Another Windows zero day allows for admin privileges

Researcher Abdelhamid Naceri who often reports on Windows bugs this time dropped a working proof-of-concept exploit for admin privileges zero-day on GitHub. According to Naceri it will work on all supported versions of Windows. This particular zero day can allow a potential bad actor to open a command prompt with SYSTEM privileges from an account with only low-level ‘Standard’ privileges. It lets them easily elevate their privileges and spread next within the network. The zero day affects all supported versions of Windows, including Windows 10, Windows 11, and Windows Server 2022.

New Microsoft bug allows for admin privileges in all supported Windows versions

“We are aware of the disclosure and will do what is necessary to keep our customers safe and protected. An attacker using the methods described must already have access and the ability to run code on a target victim’s machine,” a Microsoft spokesperson said in a statement.

The admin privileges zero day was discovered by Naceri when he had been analyzing CVE-2021-41379 patch. Microsoft fixed the vulnerability previously but it turned out be not completely. The researcher afterwards examined it and found a bypass along with new admin privileges zero day. He then decided instead of dropping the bypass to choose the newly discovered vulnerability. He argued that it was more potent than the one uncompletely fixed.

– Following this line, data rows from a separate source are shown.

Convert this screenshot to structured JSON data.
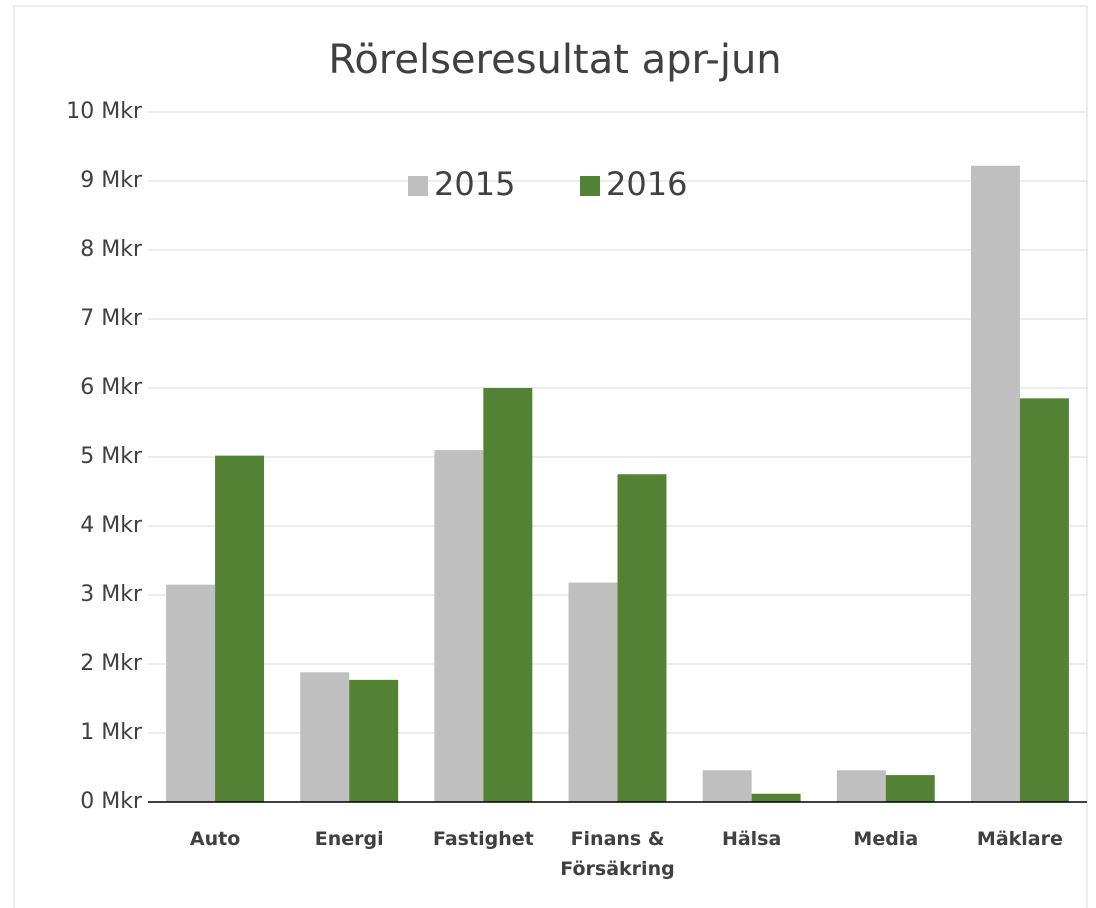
{
  "chart_data": {
    "type": "bar",
    "title": "Rörelseresultat apr-jun",
    "categories": [
      "Auto",
      "Energi",
      "Fastighet",
      "Finans & Försäkring",
      "Hälsa",
      "Media",
      "Mäklare"
    ],
    "series": [
      {
        "name": "2015",
        "color": "#bfbfbf",
        "values": [
          3.15,
          1.88,
          5.1,
          3.18,
          0.46,
          0.46,
          9.22
        ]
      },
      {
        "name": "2016",
        "color": "#548235",
        "values": [
          5.02,
          1.77,
          6.0,
          4.75,
          0.12,
          0.39,
          5.85
        ]
      }
    ],
    "ylim": [
      0,
      10
    ],
    "yticks": [
      {
        "value": 0,
        "label": "0 Mkr"
      },
      {
        "value": 1,
        "label": "1 Mkr"
      },
      {
        "value": 2,
        "label": "2 Mkr"
      },
      {
        "value": 3,
        "label": "3 Mkr"
      },
      {
        "value": 4,
        "label": "4 Mkr"
      },
      {
        "value": 5,
        "label": "5 Mkr"
      },
      {
        "value": 6,
        "label": "6 Mkr"
      },
      {
        "value": 7,
        "label": "7 Mkr"
      },
      {
        "value": 8,
        "label": "8 Mkr"
      },
      {
        "value": 9,
        "label": "9 Mkr"
      },
      {
        "value": 10,
        "label": "10 Mkr"
      }
    ],
    "grid": true,
    "legend": "top"
  }
}
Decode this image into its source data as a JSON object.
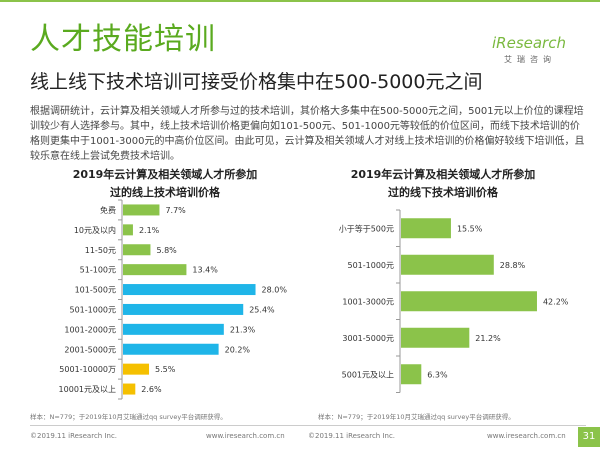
{
  "header": {
    "title": "人才技能培训",
    "subtitle": "线上线下技术培训可接受价格集中在500-5000元之间"
  },
  "logo": {
    "word": "iResearch",
    "sub": "艾瑞咨询"
  },
  "paragraph": "根据调研统计，云计算及相关领域人才所参与过的技术培训，其价格大多集中在500-5000元之间，5001元以上价位的课程培训较少有人选择参与。其中，线上技术培训价格更偏向如101-500元、501-1000元等较低的价位区间，而线下技术培训的价格则更集中于1001-3000元的中高价位区间。由此可见，云计算及相关领域人才对线上技术培训的价格偏好较线下培训低，且较乐意在线上尝试免费技术培训。",
  "chart_data": [
    {
      "type": "bar",
      "orientation": "horizontal",
      "title": "2019年云计算及相关领域人才所参加过的线上技术培训价格",
      "title_lines": [
        "2019年云计算及相关领域人才所参加",
        "过的线上技术培训价格"
      ],
      "categories": [
        "免费",
        "10元及以内",
        "11-50元",
        "51-100元",
        "101-500元",
        "501-1000元",
        "1001-2000元",
        "2001-5000元",
        "5001-10000万",
        "10001元及以上"
      ],
      "values": [
        7.7,
        2.1,
        5.8,
        13.4,
        28.0,
        25.4,
        21.3,
        20.2,
        5.5,
        2.6
      ],
      "value_labels": [
        "7.7%",
        "2.1%",
        "5.8%",
        "13.4%",
        "28.0%",
        "25.4%",
        "21.3%",
        "20.2%",
        "5.5%",
        "2.6%"
      ],
      "unit": "%",
      "bar_colors": [
        "#8bc34a",
        "#8bc34a",
        "#8bc34a",
        "#8bc34a",
        "#1fb5e8",
        "#1fb5e8",
        "#1fb5e8",
        "#1fb5e8",
        "#f5c000",
        "#f5c000"
      ],
      "xlim": [
        0,
        30
      ],
      "grid": false,
      "legend": "none"
    },
    {
      "type": "bar",
      "orientation": "horizontal",
      "title": "2019年云计算及相关领域人才所参加过的线下技术培训价格",
      "title_lines": [
        "2019年云计算及相关领域人才所参加",
        "过的线下技术培训价格"
      ],
      "categories": [
        "小于等于500元",
        "501-1000元",
        "1001-3000元",
        "3001-5000元",
        "5001元及以上"
      ],
      "values": [
        15.5,
        28.8,
        42.2,
        21.2,
        6.3
      ],
      "value_labels": [
        "15.5%",
        "28.8%",
        "42.2%",
        "21.2%",
        "6.3%"
      ],
      "unit": "%",
      "bar_colors": [
        "#8bc34a",
        "#8bc34a",
        "#8bc34a",
        "#8bc34a",
        "#8bc34a"
      ],
      "xlim": [
        0,
        45
      ],
      "grid": false,
      "legend": "none"
    }
  ],
  "sources": [
    "样本：N=779；于2019年10月艾瑞通过qq survey平台调研获得。",
    "样本：N=779；于2019年10月艾瑞通过qq survey平台调研获得。"
  ],
  "footer": {
    "copyright_left": "©2019.11 iResearch Inc.",
    "url_left": "www.iresearch.com.cn",
    "copyright_right": "©2019.11 iResearch Inc.",
    "url_right": "www.iresearch.com.cn",
    "page_number": "31"
  },
  "colors": {
    "brand_green": "#5aaa1f",
    "accent_green": "#8bc34a",
    "blue": "#1fb5e8",
    "yellow": "#f5c000"
  }
}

Many researches don`t like Microsoft`s new bug bounty terms

And the reason for making it public lies in researchers’ disappointment with Microsoft’s bug bounty program. He complains that since April 2020 Microsoft bounties have been trashed. And that he really would really wouldn’t do that if MSFT didn’t take the decision to downgrade those bounties. It seems like other researchers also don`t like the new terms of Microsoft’s bounty program.

Most likely Microsoft will release the patch for this admin privileges zero day in the next Patch Tuesday update. For those third-party patching companies to try to fix the vulnerability by attempting to patch the binary Naceri has warnings that it might break the installer. He thinks that due to the complexity of this vulnerability the best solution here will be to wait for Microsoft to release a security patch.

In regard to this zero day the Cisco Talos researchers report that threat actors have already begun to exploit this vulnerability. The researchers were able to identify several malware samples that were already attempting to leverage the exploit. Although they say the volume is low and it means that bad actors just try to work with the proof of concept code or test it for future campaigns.

In case you missed the news we will add here some excerpts of it. In August 2021 Microsoft’s Azure suffered an enormous DDoS attack that peaked at 2.4Tbps. Company however didn`t disclose the attacked customer identity who successfully stood the onslaught. Microsoft also added in a follow up statement that the attack traffic originated from roughly 70,000 sources and from multiple countries in the Asia-Pacific region, such as Malaysia, Japan, Taiwan, Vietnam and China, as well as from the United States.